Americans must realize that beneath the outrage is the same aspiration all people have to freely pursue a life of meaning and flourishing. The death of George Floyd was not the sole driver of the civil unrest our nation is witnessing today. It just ignited the frustration of a people being told repeatedly in our society: “You don’t matter”; “You have no place at the table of life” — and this painful frustration has been building since the first slave ships docked on this continent.
This is where our conversation about healing should begin, not with simple condemnations, but with facing facts. We need to ask ourselves and our elected officials: Why are black and brown people incarcerated at higher rates than whites for the same offenses? Why are people of color suffering disproportionately from the effects of the novel coronavirus? Why is our educational system failing to prepare children of color for a life in which they can flourish? Why are we still asking these questions and not moving heaven and earth to answer them, not with words, but with the systemic change it will take to finally right these wrongs?
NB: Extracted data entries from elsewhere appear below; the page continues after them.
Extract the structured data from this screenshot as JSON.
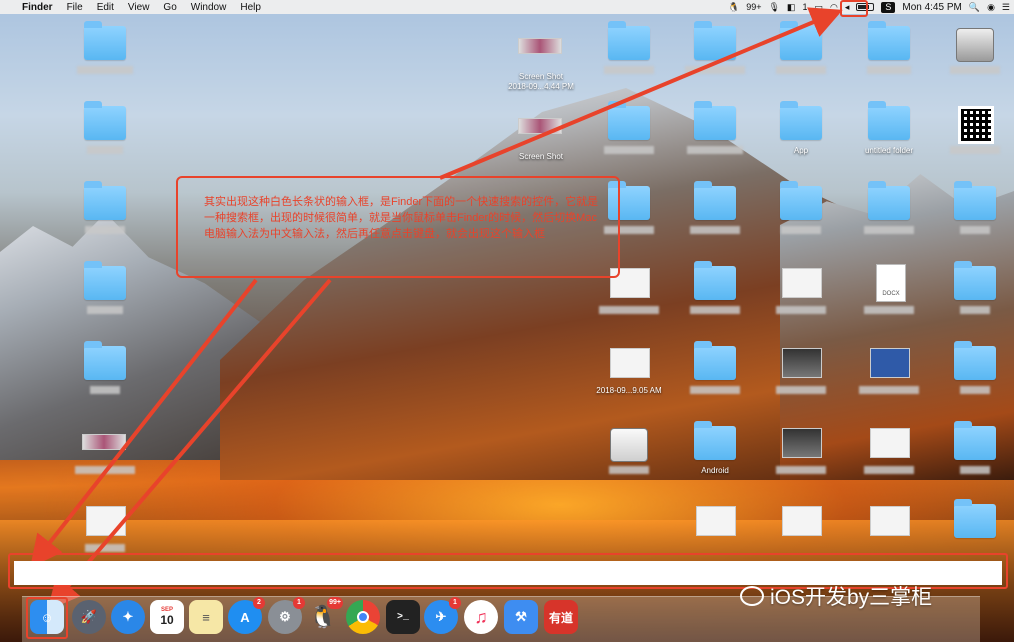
{
  "menubar": {
    "apple": "",
    "app_name": "Finder",
    "menus": [
      "File",
      "Edit",
      "View",
      "Go",
      "Window",
      "Help"
    ],
    "status": {
      "qq_count": "99+",
      "notif_count": "1",
      "input_method": "S",
      "clock": "Mon 4:45 PM"
    }
  },
  "desktop": {
    "screenshot1": {
      "line1": "Screen Shot",
      "line2": "2018-09...4.44 PM"
    },
    "screenshot2": {
      "line1": "Screen Shot",
      "line2": ""
    },
    "app_label": "App",
    "untitled_folder": "untitled folder",
    "docx": "DOCX",
    "android": "Android",
    "screenshot3": "2018-09...9.05 AM"
  },
  "annotation": {
    "text": "其实出现这种白色长条状的输入框，是Finder下面的一个快速搜索的控件，它就是一种搜索框，出现的时候很简单，就是当你鼠标单击Finder的时候，然后切换Mac电脑输入法为中文输入法，然后再任意点击键盘，就会出现这个输入框"
  },
  "search": {
    "value": "",
    "placeholder": ""
  },
  "dock": {
    "badges": {
      "appstore": "2",
      "prefs": "1",
      "qq": "99+",
      "wechat": "1"
    },
    "calendar": {
      "month": "SEP",
      "day": "10"
    },
    "youdao": "有道"
  },
  "watermark": "iOS开发by三掌柜",
  "colors": {
    "annotation_red": "#e8432b",
    "folder_blue": "#6ec3f7"
  }
}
These questions should be particularly troubling to people of faith. As the U.S. Conference of Catholic Bishops put it in its recent statement on the death of George Floyd and the resulting protests, “We cannot turn a blind eye to these atrocities and yet still try to profess to respect every human life. We serve a God of love, mercy, and justice.”
May a cry for healing and hope, for justice, love and mercy well up from deep in your heart and my heart. May the Lord hear the cries of agony across our land. May the Lord give us the courage we need to face the facts and to begin to truly love one another as brothers and sisters in the Lord! Now is the time before it is too late! Our hopes for our nation must be grounded in the Gospel of Jesus. For me, it is always about Jesus and His Gospel. The Word of God is not like a sword to be brandished. The Word of God is a clarion call to a change of heart and is a healing balm to those living in anguish and fear.
I thank you so much for taking the time to read this In Joy and Sorrow. Let us pray for our nation, for those in agony, for those, who by their violent and unlawful destruction, are breaking the law and drowning out and desecrating the cries for justice coming from righteous people who feel powerless, and for one another! LORD JESUS, make haste to help us!